Hoof Nerds co-operate for the good of the Horse

Early Bird Tickets End at Midnight Tonight!

This week as organisers of The Functional Hoof Conference, we received an email upbraiding us for having a range of speakers at the event, some of whom the critic did not agree with.

This is what he told us about our planned ‘Table With All The Trimmings’ – a visual comparison of -  and discussion about - the various trimming styles of three respected farriers and three trimmers.  (On display at the conference, will be cadaver legs trimmed by the six participants – all with different trimming styles.)

“Shame on you,” he wrote. “You've created a competition that will prove nothing that promotes a healthy hoof.
You might find over and under trimming, or whose is pretty and whose isn't, but without time for healing and evidence of not creating and/or alleviating pain, you've done nothing but create more confusion.
One again, shame on you.”

This was timely because the tone and intent was diametrically opposed to the very essence of what we are trying to achieve at our event. We WANT people who hail from different learnings and backgrounds to come and talk about what they do, and why.  We don’t want to work in a vacuum. We don’t think that anybody has all the answers.  We want to learn from others. We want others to learn from others. We think other practitioners ––  be they farriers, trimmers, vets or bodyworkers - have valuable knowledge to be considered, shared, spread, for the benefit of the horse.

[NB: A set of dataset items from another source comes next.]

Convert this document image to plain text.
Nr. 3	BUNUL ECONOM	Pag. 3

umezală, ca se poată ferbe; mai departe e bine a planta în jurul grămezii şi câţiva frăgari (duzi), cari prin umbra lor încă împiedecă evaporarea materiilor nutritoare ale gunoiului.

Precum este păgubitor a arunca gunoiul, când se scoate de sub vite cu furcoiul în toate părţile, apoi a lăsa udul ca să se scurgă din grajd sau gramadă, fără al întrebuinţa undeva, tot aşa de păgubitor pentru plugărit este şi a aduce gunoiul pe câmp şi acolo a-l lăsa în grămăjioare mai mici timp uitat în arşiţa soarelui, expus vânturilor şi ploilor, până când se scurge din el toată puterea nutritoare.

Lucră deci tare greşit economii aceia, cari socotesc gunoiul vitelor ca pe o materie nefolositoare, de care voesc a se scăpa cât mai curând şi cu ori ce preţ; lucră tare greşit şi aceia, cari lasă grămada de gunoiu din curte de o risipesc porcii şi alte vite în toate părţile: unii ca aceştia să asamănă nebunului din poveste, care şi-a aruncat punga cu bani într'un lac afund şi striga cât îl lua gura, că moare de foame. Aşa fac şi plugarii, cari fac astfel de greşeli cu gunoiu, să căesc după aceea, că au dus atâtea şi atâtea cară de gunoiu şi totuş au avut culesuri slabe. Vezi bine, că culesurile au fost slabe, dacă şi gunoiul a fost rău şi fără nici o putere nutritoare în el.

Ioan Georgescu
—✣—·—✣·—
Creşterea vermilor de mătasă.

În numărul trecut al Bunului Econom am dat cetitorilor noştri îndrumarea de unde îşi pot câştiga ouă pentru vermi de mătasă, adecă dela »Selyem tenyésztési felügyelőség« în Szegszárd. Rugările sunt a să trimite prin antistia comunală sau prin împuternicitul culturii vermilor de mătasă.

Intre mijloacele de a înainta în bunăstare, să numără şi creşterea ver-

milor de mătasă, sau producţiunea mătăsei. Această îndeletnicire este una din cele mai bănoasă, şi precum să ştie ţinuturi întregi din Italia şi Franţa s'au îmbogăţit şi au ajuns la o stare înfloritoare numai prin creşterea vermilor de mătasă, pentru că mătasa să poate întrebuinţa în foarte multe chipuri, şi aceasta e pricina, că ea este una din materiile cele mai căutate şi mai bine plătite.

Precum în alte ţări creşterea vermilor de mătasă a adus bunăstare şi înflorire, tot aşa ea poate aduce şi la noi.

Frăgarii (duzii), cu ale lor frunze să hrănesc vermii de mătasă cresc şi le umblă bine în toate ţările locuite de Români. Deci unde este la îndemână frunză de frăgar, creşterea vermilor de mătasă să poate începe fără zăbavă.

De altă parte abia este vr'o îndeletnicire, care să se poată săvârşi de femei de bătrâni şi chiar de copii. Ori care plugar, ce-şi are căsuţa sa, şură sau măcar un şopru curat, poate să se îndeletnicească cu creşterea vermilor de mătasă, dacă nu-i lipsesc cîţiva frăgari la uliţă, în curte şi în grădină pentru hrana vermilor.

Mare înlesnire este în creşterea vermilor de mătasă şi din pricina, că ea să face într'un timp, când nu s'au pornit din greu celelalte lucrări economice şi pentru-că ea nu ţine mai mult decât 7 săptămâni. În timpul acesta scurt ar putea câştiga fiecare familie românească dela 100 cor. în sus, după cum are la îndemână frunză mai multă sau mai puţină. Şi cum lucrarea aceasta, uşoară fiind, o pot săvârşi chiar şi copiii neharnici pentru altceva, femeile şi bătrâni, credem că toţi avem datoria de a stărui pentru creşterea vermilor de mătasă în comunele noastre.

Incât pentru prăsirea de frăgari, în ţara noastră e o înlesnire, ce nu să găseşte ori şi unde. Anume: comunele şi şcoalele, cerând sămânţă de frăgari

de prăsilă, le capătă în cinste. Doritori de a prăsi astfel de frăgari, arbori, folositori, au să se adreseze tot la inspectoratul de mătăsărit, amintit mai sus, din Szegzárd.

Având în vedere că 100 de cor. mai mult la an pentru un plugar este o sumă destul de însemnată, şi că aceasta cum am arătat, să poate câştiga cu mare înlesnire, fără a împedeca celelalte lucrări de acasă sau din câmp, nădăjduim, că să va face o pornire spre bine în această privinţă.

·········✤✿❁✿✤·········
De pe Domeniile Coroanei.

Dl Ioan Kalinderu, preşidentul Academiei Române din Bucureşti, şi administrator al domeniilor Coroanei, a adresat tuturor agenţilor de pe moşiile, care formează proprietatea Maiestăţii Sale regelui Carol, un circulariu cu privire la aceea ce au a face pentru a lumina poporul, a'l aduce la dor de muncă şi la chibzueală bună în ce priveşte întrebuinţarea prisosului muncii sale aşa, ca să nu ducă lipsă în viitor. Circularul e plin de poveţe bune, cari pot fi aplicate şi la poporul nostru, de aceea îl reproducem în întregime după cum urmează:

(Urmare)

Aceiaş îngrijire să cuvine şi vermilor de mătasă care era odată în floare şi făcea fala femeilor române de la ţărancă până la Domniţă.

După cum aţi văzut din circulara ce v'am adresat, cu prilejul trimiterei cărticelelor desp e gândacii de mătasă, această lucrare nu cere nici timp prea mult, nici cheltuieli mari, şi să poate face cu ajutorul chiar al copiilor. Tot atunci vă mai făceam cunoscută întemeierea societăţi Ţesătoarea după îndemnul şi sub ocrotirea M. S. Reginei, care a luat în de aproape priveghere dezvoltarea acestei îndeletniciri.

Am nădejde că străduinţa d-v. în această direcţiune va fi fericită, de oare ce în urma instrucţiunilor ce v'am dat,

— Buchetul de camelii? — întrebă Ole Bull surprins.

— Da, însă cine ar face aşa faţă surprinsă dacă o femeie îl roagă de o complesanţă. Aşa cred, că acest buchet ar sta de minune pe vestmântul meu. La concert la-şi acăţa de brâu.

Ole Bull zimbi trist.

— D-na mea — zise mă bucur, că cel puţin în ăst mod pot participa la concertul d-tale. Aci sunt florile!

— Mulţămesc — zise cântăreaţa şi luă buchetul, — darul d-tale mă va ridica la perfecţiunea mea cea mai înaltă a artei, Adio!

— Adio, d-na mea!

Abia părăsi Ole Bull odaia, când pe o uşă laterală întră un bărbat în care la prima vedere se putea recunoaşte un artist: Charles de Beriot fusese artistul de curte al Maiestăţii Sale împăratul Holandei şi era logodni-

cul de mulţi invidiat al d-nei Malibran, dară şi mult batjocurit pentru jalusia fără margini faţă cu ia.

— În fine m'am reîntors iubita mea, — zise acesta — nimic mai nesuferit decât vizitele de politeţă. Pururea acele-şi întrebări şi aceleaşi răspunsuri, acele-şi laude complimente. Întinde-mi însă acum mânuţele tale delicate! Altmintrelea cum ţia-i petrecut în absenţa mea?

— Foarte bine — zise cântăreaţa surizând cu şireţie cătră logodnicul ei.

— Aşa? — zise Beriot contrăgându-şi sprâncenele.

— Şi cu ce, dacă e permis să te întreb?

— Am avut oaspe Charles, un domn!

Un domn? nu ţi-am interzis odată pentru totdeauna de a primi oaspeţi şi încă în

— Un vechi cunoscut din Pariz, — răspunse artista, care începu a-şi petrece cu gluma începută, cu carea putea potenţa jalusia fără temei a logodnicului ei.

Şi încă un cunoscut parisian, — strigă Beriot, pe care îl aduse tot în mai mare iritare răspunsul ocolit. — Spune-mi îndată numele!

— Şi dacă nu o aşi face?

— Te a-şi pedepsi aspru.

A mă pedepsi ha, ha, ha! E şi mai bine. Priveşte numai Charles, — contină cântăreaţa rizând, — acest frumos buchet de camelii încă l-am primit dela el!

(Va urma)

We (Zoe Messina & Rebecca Jacaranda Scott) come from backgrounds in barefoot trimming. But one of the most gratifying occurrences as organisers (besides being able to entice eminent international hoof researchers to Daylesford) has been the response from the farriers. Michael Saunders – who is dual qualified in the UK and Australia, and will be representing Australia at the World Blacksmithing Championships in Calgary this week, and  Dr Luke Wells-Smith who is a farrier turned vet and works with the Scone Equine Podiatry and Lameness Centre, have gone out of their way to assist.  Both have trimmed cadaver legs for our event. Dr Wells-Smith says he particularly wants to hear Dr Debra Taylor speak. One of her subjects is correlating physical examinations of the foot with the state of internal structures such as the digital cushion and the lateral cartilages. This is precisely the type of learning, sharing and exchange opportunity we envisaged when we put our hands up to organise a second Functional Hoof Conference. 

We don’t feel any shame. Rather the opposite. We are so stoked at the prospect of having so many people who are all focused on horses’ hooves, that we can’t wait.